The problem with analysing these trends is that because eventually most people get married anyway (last year, there were 33 men aged over 75 who married for the first time) it is hard to infer causes from surveys that don’t ask how couples met. A slight increase in marriage could be due to many other factors, including better economic conditions over the last few years. Perhaps the most we can say about online dating is that it is not obviously a poor substitute for the traditional methods.
7 thoughts on “How successful is online dating?”
The question of the impact of RSVP on the marriage rate focusses on the ‘quantity’ impact of such websites while overlooking the potential for a ‘quality’ impact. Lots of people got married in the olden days but perhaps they settled on their partners more easily. In theory, sites like RSVP could lead to no increase in the marriage rate but an improvement in the quality/compatibility of partner matching. Perhaps this could be tested by considering the divorce rate? Either way, I guess it’s not clear whether the social and demographic changes of recent decades (to which RSVP is a recent addition) have done more to improve the quality of partner matching than they have done to make people fussier. Another impossible question.
There are sometimes questions about satisfaction with partner or marriage, but these are always very high anyway so it would be hard to tell if ‘quality’ is improving.
You might expect that an information exchange like RSVP would facilitate people initially matching each other more easily or at least having access to a wider population to consider. The information on RSVP, while covering many more people, might however be more shallow than is available through other dating mechanisms.
Anecdotally, a couple of my friends have used RSVP which seems to have facilitated them meeting people – I think that one of them is very happily in a relationship with someone they met through RSVP.
The statistics you are looking for are largely available from RSVP, which is why it sold for millions a couple of years ago.
For young people who have not yet married, RSVP seems to be an additional way to meet people. For mature people, especially those who are single after a long term relationship, it is often the only way to meet other single people interested in dating. Regardless of the number of coffee meetings that end up as a marriage, the courage required to meet potential partners on RSVP is still easier than sitting at home because married friends can’t get their heads around inviting a single person to anything. Online dating is here to stay because it is successful.
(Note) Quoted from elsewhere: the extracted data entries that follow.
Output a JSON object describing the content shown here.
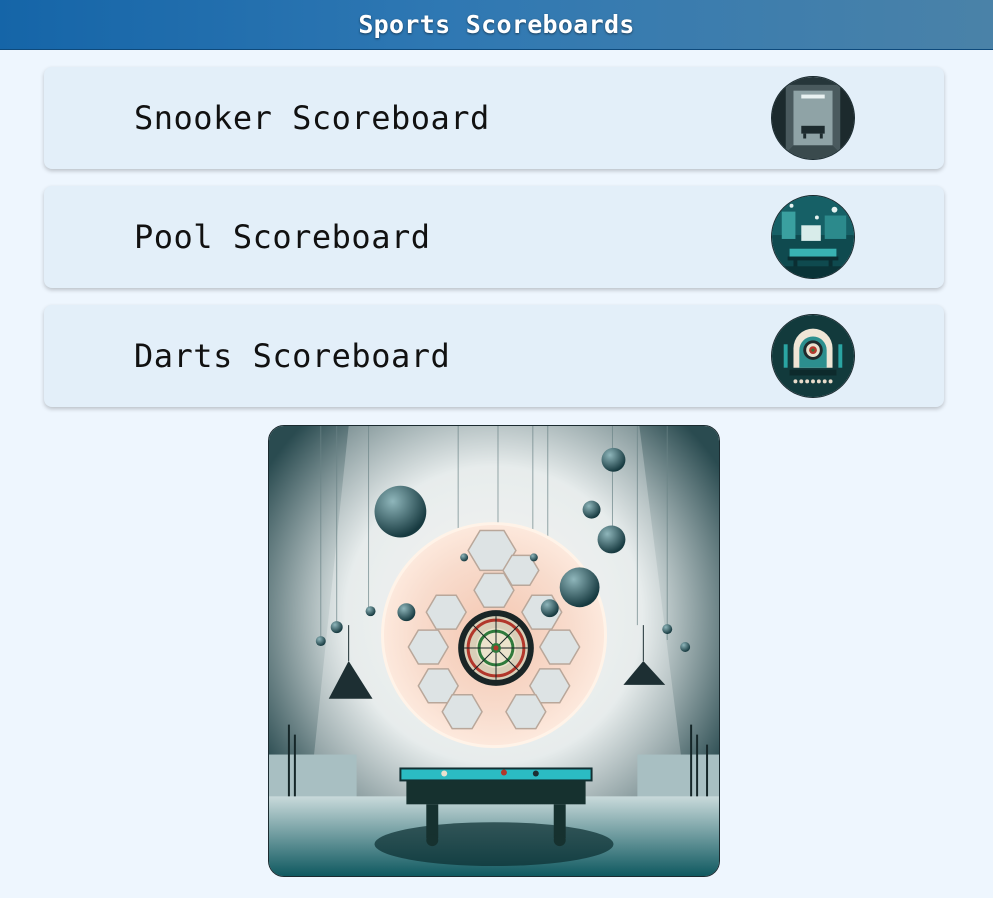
{
  "header": {
    "title": "Sports Scoreboards"
  },
  "cards": [
    {
      "label": "Snooker Scoreboard",
      "thumb_icon": "snooker-room-image"
    },
    {
      "label": "Pool Scoreboard",
      "thumb_icon": "pool-room-image"
    },
    {
      "label": "Darts Scoreboard",
      "thumb_icon": "darts-room-image"
    }
  ],
  "hero": {
    "image_icon": "dartboard-and-pool-table-illustration"
  },
  "colors": {
    "background": "#eef6fe",
    "header_start": "#1565a8",
    "header_end": "#4a82a8",
    "card": "#e3eff9",
    "teal": "#1f8c94"
  }
}
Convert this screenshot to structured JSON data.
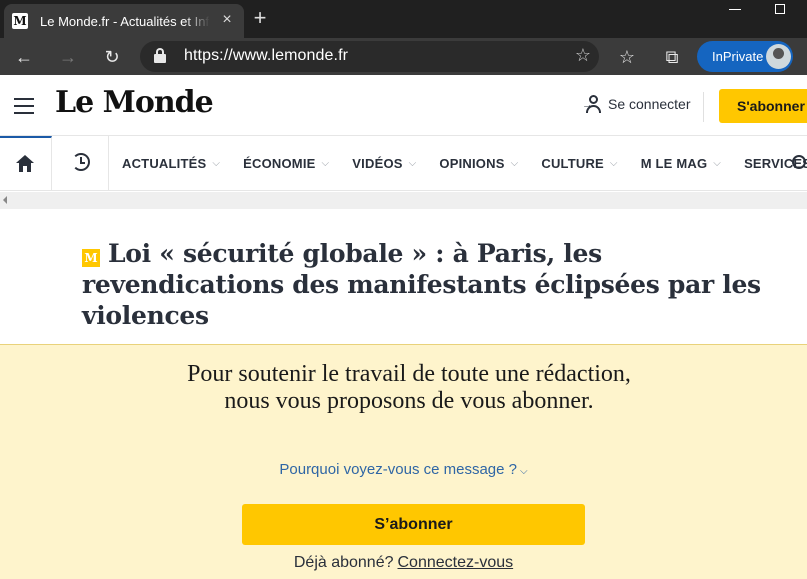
{
  "browser": {
    "tab_title": "Le Monde.fr - Actualités et Infos",
    "tab_favicon": "M",
    "url": "https://www.lemonde.fr",
    "inprivate_label": "InPrivate",
    "icons": {
      "back": "back-arrow-icon",
      "forward": "forward-arrow-icon",
      "reload": "reload-icon",
      "lock": "lock-icon",
      "favorite": "star-icon",
      "favorites": "favorites-icon",
      "collections": "collections-icon",
      "close": "close-icon",
      "new_tab": "plus-icon"
    }
  },
  "header": {
    "logo": "Le Monde",
    "login_label": "Se connecter",
    "subscribe_label": "S'abonner"
  },
  "nav": {
    "items": [
      "ACTUALITÉS",
      "ÉCONOMIE",
      "VIDÉOS",
      "OPINIONS",
      "CULTURE",
      "M LE MAG",
      "SERVICES"
    ]
  },
  "article": {
    "badge": "M",
    "headline": "Loi « sécurité globale » : à Paris, les revendications des manifestants éclipsées par les violences"
  },
  "paywall": {
    "message": "Pour soutenir le travail de toute une rédaction, nous vous proposons de vous abonner.",
    "why_link": "Pourquoi voyez-vous ce message ?",
    "subscribe_label": "S’abonner",
    "already_text": "Déjà abonné?",
    "login_link": "Connectez-vous"
  },
  "colors": {
    "accent_yellow": "#ffc700",
    "paywall_bg": "#fef4cc",
    "link_blue": "#2f66a5",
    "nav_active": "#1b5aa7",
    "inprivate_blue": "#1565c0"
  }
}
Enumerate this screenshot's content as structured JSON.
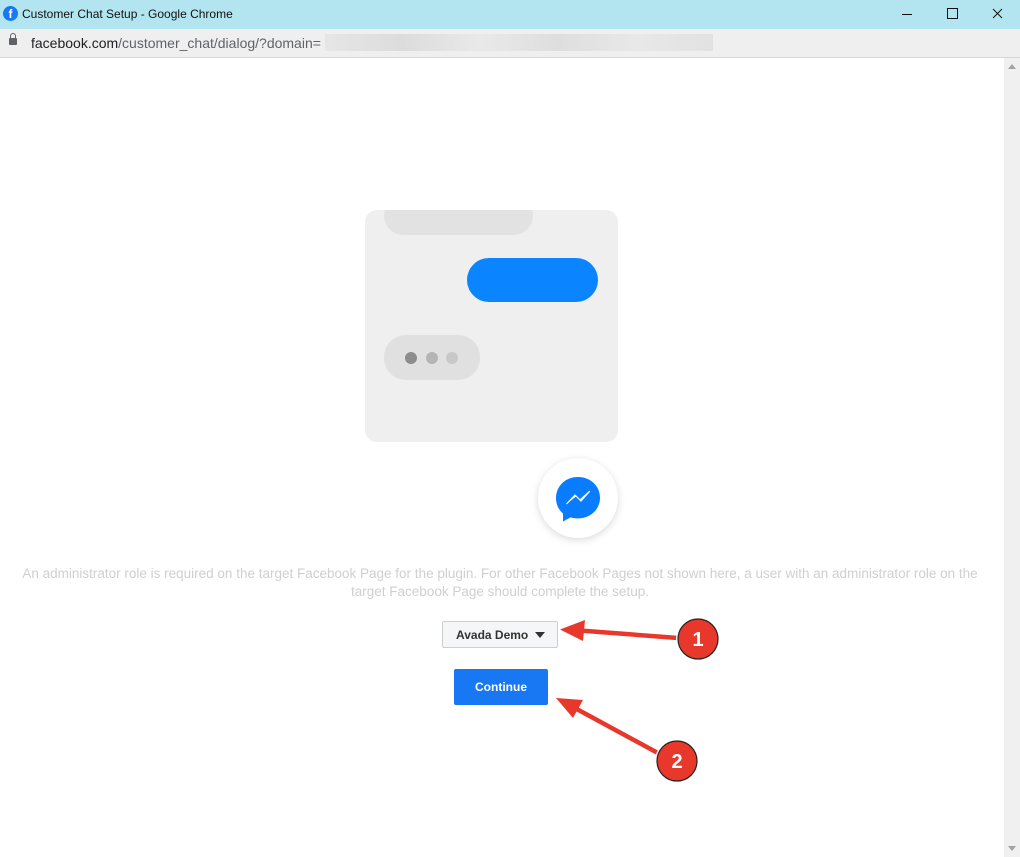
{
  "window": {
    "title": "Customer Chat Setup - Google Chrome",
    "favicon_letter": "f"
  },
  "address": {
    "host": "facebook.com",
    "path": "/customer_chat/dialog/?domain="
  },
  "dialog": {
    "info_text": "An administrator role is required on the target Facebook Page for the plugin. For other Facebook Pages not shown here, a user with an administrator role on the target Facebook Page should complete the setup.",
    "page_select_value": "Avada Demo",
    "continue_label": "Continue"
  },
  "annotations": [
    {
      "number": "1"
    },
    {
      "number": "2"
    }
  ],
  "colors": {
    "titlebar": "#b3e5f1",
    "brand_blue": "#1877f2",
    "messenger_blue": "#0a84ff",
    "annotation_red": "#e8382b"
  }
}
It would be interesting to see what impact Facebook might have in the long term as well. While it’s not a dating site, it certainly allows people to chase down others with similar and often eclectic interests and sift through people in their extended social network.
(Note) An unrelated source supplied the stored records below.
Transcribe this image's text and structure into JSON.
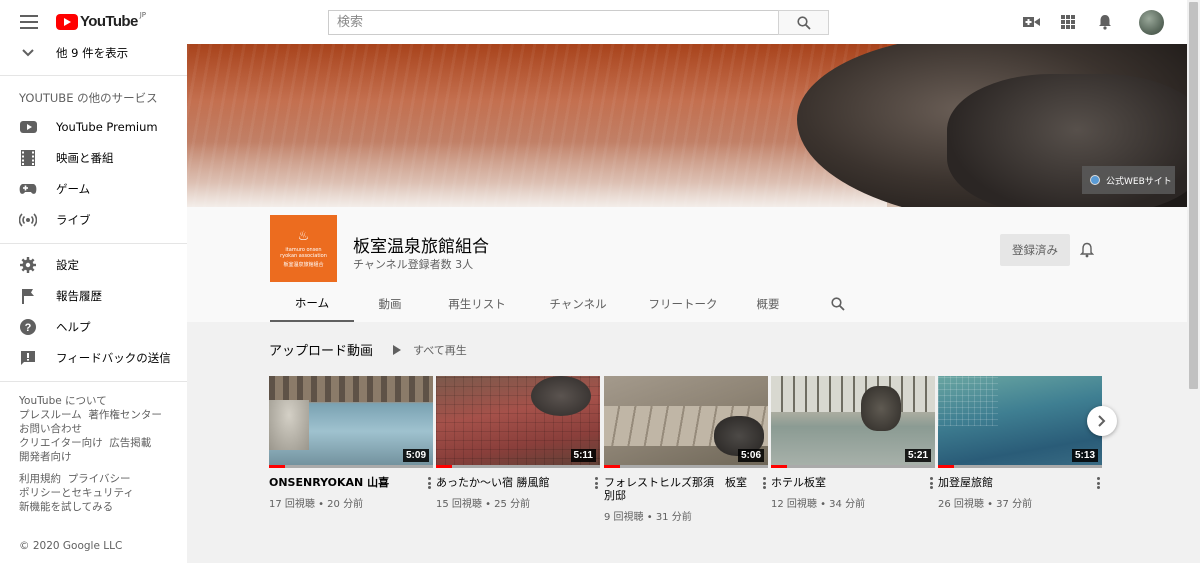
{
  "topbar": {
    "logo_text": "YouTube",
    "logo_region": "JP",
    "search_placeholder": "検索"
  },
  "sidebar": {
    "show_more": "他 9 件を表示",
    "services_heading": "YOUTUBE の他のサービス",
    "services": [
      {
        "label": "YouTube Premium",
        "icon": "youtube-premium-icon"
      },
      {
        "label": "映画と番組",
        "icon": "film-icon"
      },
      {
        "label": "ゲーム",
        "icon": "gamepad-icon"
      },
      {
        "label": "ライブ",
        "icon": "live-icon"
      }
    ],
    "settings": [
      {
        "label": "設定",
        "icon": "gear-icon"
      },
      {
        "label": "報告履歴",
        "icon": "flag-icon"
      },
      {
        "label": "ヘルプ",
        "icon": "help-icon"
      },
      {
        "label": "フィードバックの送信",
        "icon": "feedback-icon"
      }
    ],
    "footer_links_1": [
      "YouTube について",
      "プレスルーム",
      "著作権センター",
      "お問い合わせ",
      "クリエイター向け",
      "広告掲載",
      "開発者向け"
    ],
    "footer_links_2": [
      "利用規約",
      "プライバシー",
      "ポリシーとセキュリティ",
      "新機能を試してみる"
    ],
    "copyright": "© 2020 Google LLC"
  },
  "banner": {
    "web_link_label": "公式WEBサイト"
  },
  "channel": {
    "name": "板室温泉旅館組合",
    "subscribers": "チャンネル登録者数 3人",
    "avatar_text_1": "itamuro onsen",
    "avatar_text_2": "ryokan association",
    "avatar_text_3": "板室温泉旅館組合",
    "subscribed_label": "登録済み",
    "tabs": [
      "ホーム",
      "動画",
      "再生リスト",
      "チャンネル",
      "フリートーク",
      "概要"
    ]
  },
  "uploads": {
    "section_title": "アップロード動画",
    "play_all": "すべて再生",
    "videos": [
      {
        "title": "ONSENRYOKAN 山喜",
        "views": "17 回視聴",
        "age": "20 分前",
        "duration": "5:09",
        "watched": 0.1
      },
      {
        "title": "あったか〜い宿 勝風館",
        "views": "15 回視聴",
        "age": "25 分前",
        "duration": "5:11",
        "watched": 0.1
      },
      {
        "title_line1": "フォレストヒルズ那須　板室",
        "title_line2": "別邸",
        "views": "9 回視聴",
        "age": "31 分前",
        "duration": "5:06",
        "watched": 0.1
      },
      {
        "title": "ホテル板室",
        "views": "12 回視聴",
        "age": "34 分前",
        "duration": "5:21",
        "watched": 0.1
      },
      {
        "title": "加登屋旅館",
        "views": "26 回視聴",
        "age": "37 分前",
        "duration": "5:13",
        "watched": 0.1
      }
    ]
  }
}
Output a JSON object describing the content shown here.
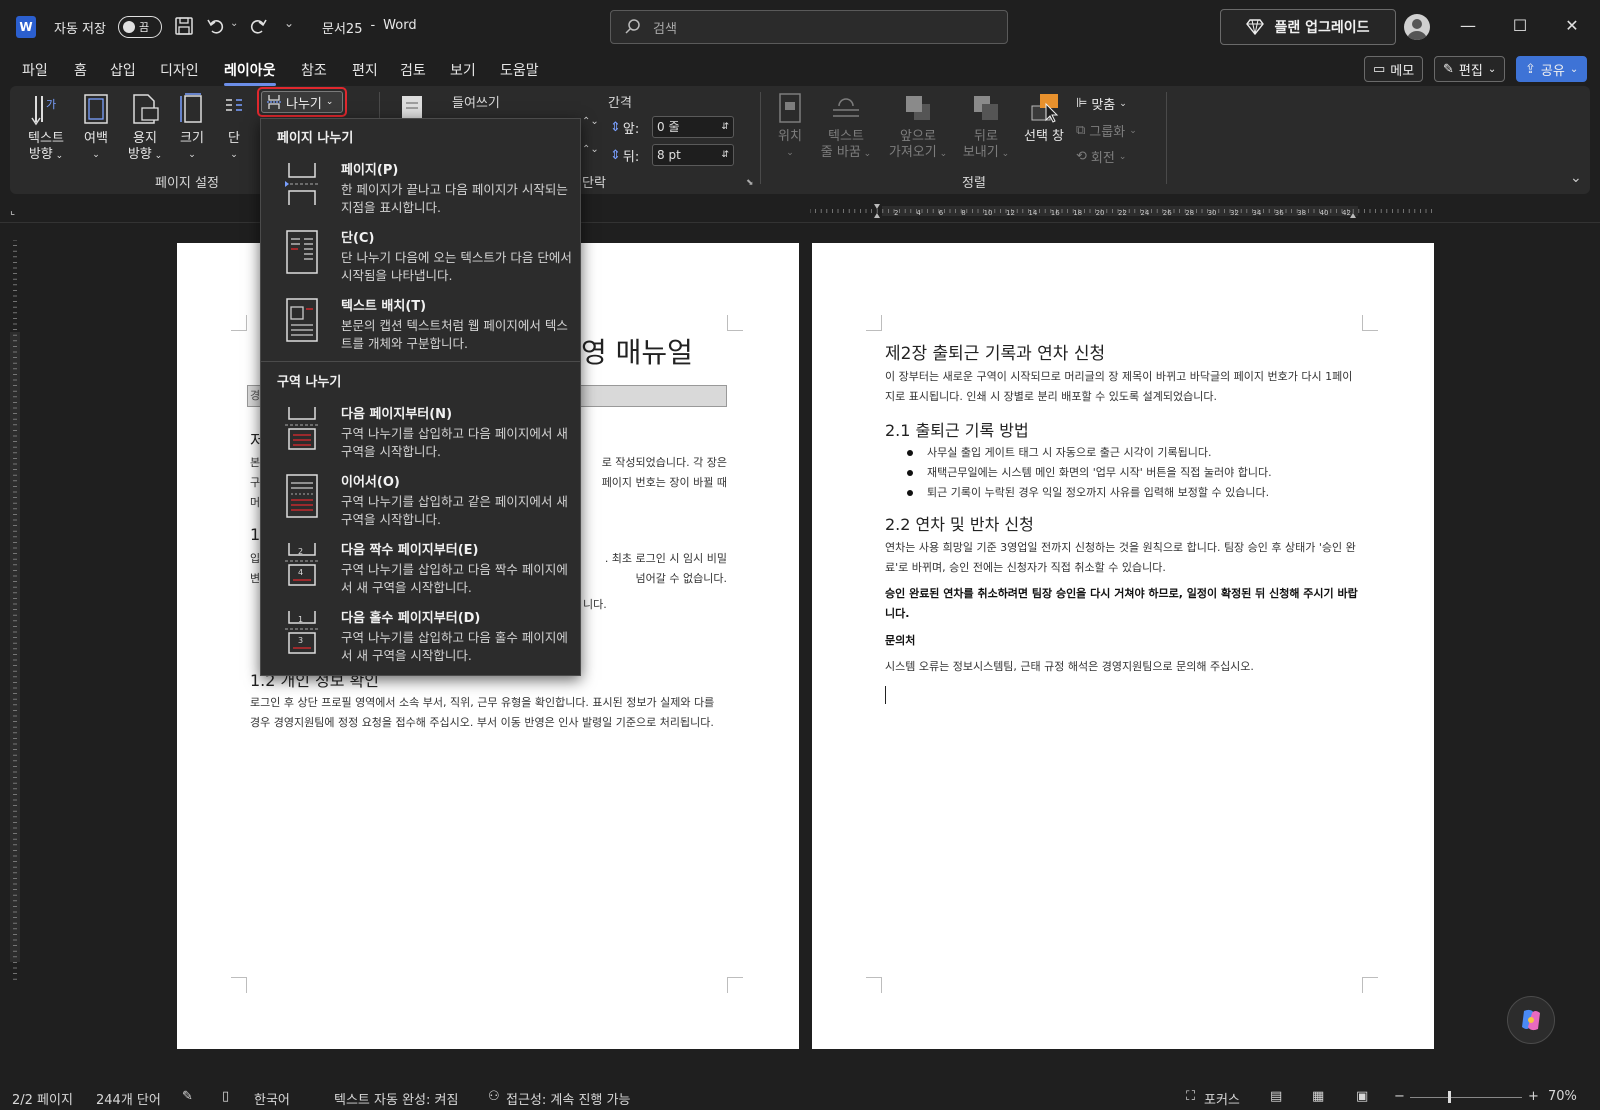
{
  "titlebar": {
    "autosave_label": "자동 저장",
    "autosave_state": "끔",
    "doc_title": "문서25",
    "app_name": "Word",
    "title_sep": "-",
    "search_placeholder": "검색",
    "upgrade_label": "플랜 업그레이드"
  },
  "menu": {
    "tabs": [
      "파일",
      "홈",
      "삽입",
      "디자인",
      "레이아웃",
      "참조",
      "편지",
      "검토",
      "보기",
      "도움말"
    ],
    "active_tab": "레이아웃",
    "memo_label": "메모",
    "edit_label": "편집",
    "share_label": "공유"
  },
  "ribbon": {
    "page_setup": {
      "text_dir": [
        "텍스트",
        "방향"
      ],
      "margins": "여백",
      "orientation": [
        "용지",
        "방향"
      ],
      "size": "크기",
      "columns": "단",
      "breaks": "나누기",
      "group_label": "페이지 설정"
    },
    "paragraph": {
      "indent_label": "들여쓰기",
      "spacing_label": "간격",
      "before_label": "앞:",
      "after_label": "뒤:",
      "before_value": "0 줄",
      "after_value": "8 pt",
      "group_label": "단락"
    },
    "arrange": {
      "position": "위치",
      "wrap_text": [
        "텍스트",
        "줄 바꿈"
      ],
      "bring_forward": [
        "앞으로",
        "가져오기"
      ],
      "send_backward": [
        "뒤로",
        "보내기"
      ],
      "selection_pane": "선택 창",
      "align": "맞춤",
      "group": "그룹화",
      "rotate": "회전",
      "group_label": "정렬"
    }
  },
  "ruler_numbers": [
    "2",
    "4",
    "6",
    "8",
    "10",
    "12",
    "14",
    "16",
    "18",
    "20",
    "22",
    "24",
    "26",
    "28",
    "30",
    "32",
    "34",
    "36",
    "38",
    "40",
    "42"
  ],
  "dropdown": {
    "page_breaks_header": "페이지 나누기",
    "section_breaks_header": "구역 나누기",
    "items": [
      {
        "title": "페이지(P)",
        "desc": "한 페이지가 끝나고 다음 페이지가 시작되는 지점을 표시합니다."
      },
      {
        "title": "단(C)",
        "desc": "단 나누기 다음에 오는 텍스트가 다음 단에서 시작됨을 나타냅니다."
      },
      {
        "title": "텍스트 배치(T)",
        "desc": "본문의 캡션 텍스트처럼 웹 페이지에서 텍스트를 개체와 구분합니다."
      },
      {
        "title": "다음 페이지부터(N)",
        "desc": "구역 나누기를 삽입하고 다음 페이지에서 새 구역을 시작합니다."
      },
      {
        "title": "이어서(O)",
        "desc": "구역 나누기를 삽입하고 같은 페이지에서 새 구역을 시작합니다."
      },
      {
        "title": "다음 짝수 페이지부터(E)",
        "desc": "구역 나누기를 삽입하고 다음 짝수 페이지에서 새 구역을 시작합니다."
      },
      {
        "title": "다음 홀수 페이지부터(D)",
        "desc": "구역 나누기를 삽입하고 다음 홀수 페이지에서 새 구역을 시작합니다."
      }
    ]
  },
  "page1": {
    "title_visible": "영 매뉴얼",
    "gray_box_fragment": "경",
    "frag_h1": "저",
    "p1_left": [
      "본",
      "구",
      "머"
    ],
    "p1_right": [
      "로 작성되었습니다. 각 장은",
      "페이지 번호는 장이 바뀔 때"
    ],
    "sec11_num": "1.",
    "p2_left": [
      "입",
      "변"
    ],
    "p2_right": [
      ". 최초 로그인 시 임시 비밀",
      "넘어갈 수 없습니다."
    ],
    "p3_right": "니다.",
    "sec12_heading": "1.2 개인 정보 확인",
    "sec12_text": "로그인 후 상단 프로필 영역에서 소속 부서, 직위, 근무 유형을 확인합니다. 표시된 정보가 실제와 다를 경우 경영지원팀에 정정 요청을 접수해 주십시오. 부서 이동 반영은 인사 발령일 기준으로 처리됩니다."
  },
  "page2": {
    "h1": "제2장 출퇴근 기록과 연차 신청",
    "intro": "이 장부터는 새로운 구역이 시작되므로 머리글의 장 제목이 바뀌고 바닥글의 페이지 번호가 다시 1페이지로 표시됩니다. 인쇄 시 장별로 분리 배포할 수 있도록 설계되었습니다.",
    "sec21": "2.1 출퇴근 기록 방법",
    "bullets": [
      "사무실 출입 게이트 태그 시 자동으로 출근 시각이 기록됩니다.",
      "재택근무일에는 시스템 메인 화면의 '업무 시작' 버튼을 직접 눌러야 합니다.",
      "퇴근 기록이 누락된 경우 익일 정오까지 사유를 입력해 보정할 수 있습니다."
    ],
    "sec22": "2.2 연차 및 반차 신청",
    "sec22_text": "연차는 사용 희망일 기준 3영업일 전까지 신청하는 것을 원칙으로 합니다. 팀장 승인 후 상태가 '승인 완료'로 바뀌며, 승인 전에는 신청자가 직접 취소할 수 있습니다.",
    "bold_note": "승인 완료된 연차를 취소하려면 팀장 승인을 다시 거쳐야 하므로, 일정이 확정된 뒤 신청해 주시기 바랍니다.",
    "contact_heading": "문의처",
    "contact_text": "시스템 오류는 정보시스템팀, 근태 규정 해석은 경영지원팀으로 문의해 주십시오."
  },
  "statusbar": {
    "pages": "2/2 페이지",
    "words": "244개 단어",
    "language": "한국어",
    "autocomplete": "텍스트 자동 완성: 켜짐",
    "accessibility": "접근성: 계속 진행 가능",
    "focus": "포커스",
    "zoom": "70%"
  },
  "colors": {
    "accent": "#6c8ee8",
    "share": "#3e73d6",
    "highlight_border": "#e0282e",
    "selection_pane_icon": "#e8912d"
  }
}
Could a strengthening of positive assortative mating and social ties result as these social networking tools remain an important parts of life for my generation as we age?
Online dating has benefited from social networking in the sense that sites such as facebook have helped to familiarise people with the concepts of connecting, sharing information, emailing or chatting with others who have a common friend, interest or otherwise. What is interesting to see on the sites that offer online dating services is the offerings that are extenidng now beyond one on one dating … RSVP for example have just launched communities. Its a similar concept to groups excpet singles are essentially clustered into interest based communities and have visibility amongst a smaller group. It certainly makes sense, whether people will then look to extend their friendship circles online in the way the friendship sites are looking to extend into dating will be interesting. Personally, I think sites like RSVP work so well because they really offer a group of real realtsionship seekers – you can find contacts or connections anywhere. Its the ‘cutting to the chase factor’ that works for them.
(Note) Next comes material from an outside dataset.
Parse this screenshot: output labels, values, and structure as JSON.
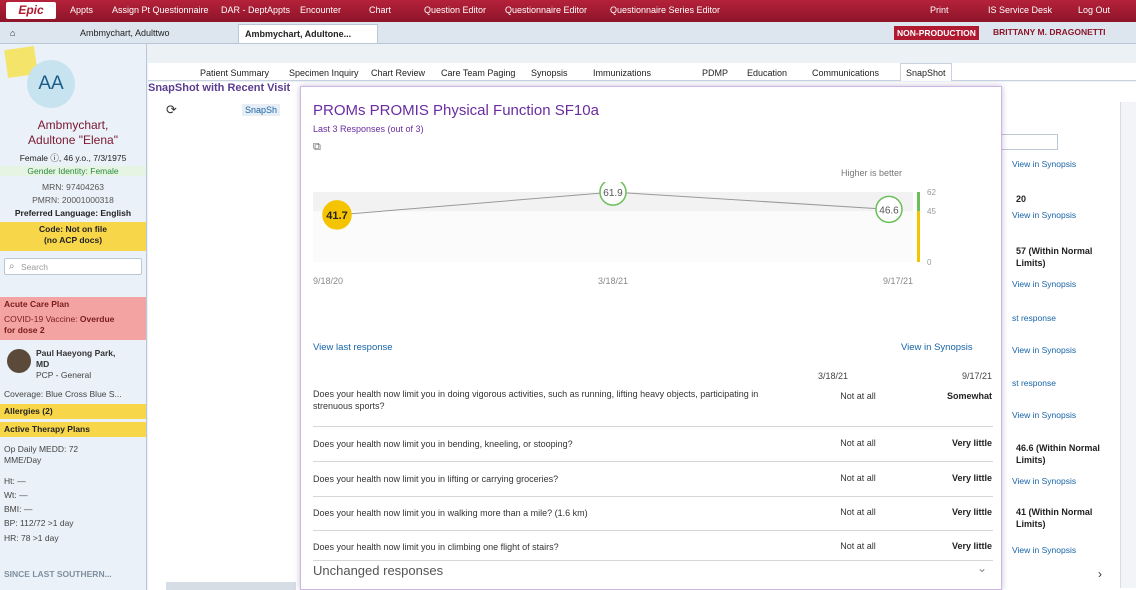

Who says “success” from online dating should be measured by permanent cohabiting relationships? What about hot casual sex? Without establishing the intentions of online dating site users first, you have no basis for analysis. Not everyone wants or is seeking the claustrophobic interdependence of cohabiting relationships. The number of registered site users quoted is meaningless as many accounts are defunct and many users have multiple accounts, each with profiles constructed to represent concurrent desires (eg a casual relationship and a long term one) or to highlight various personality traits (to appeal to different social demographics).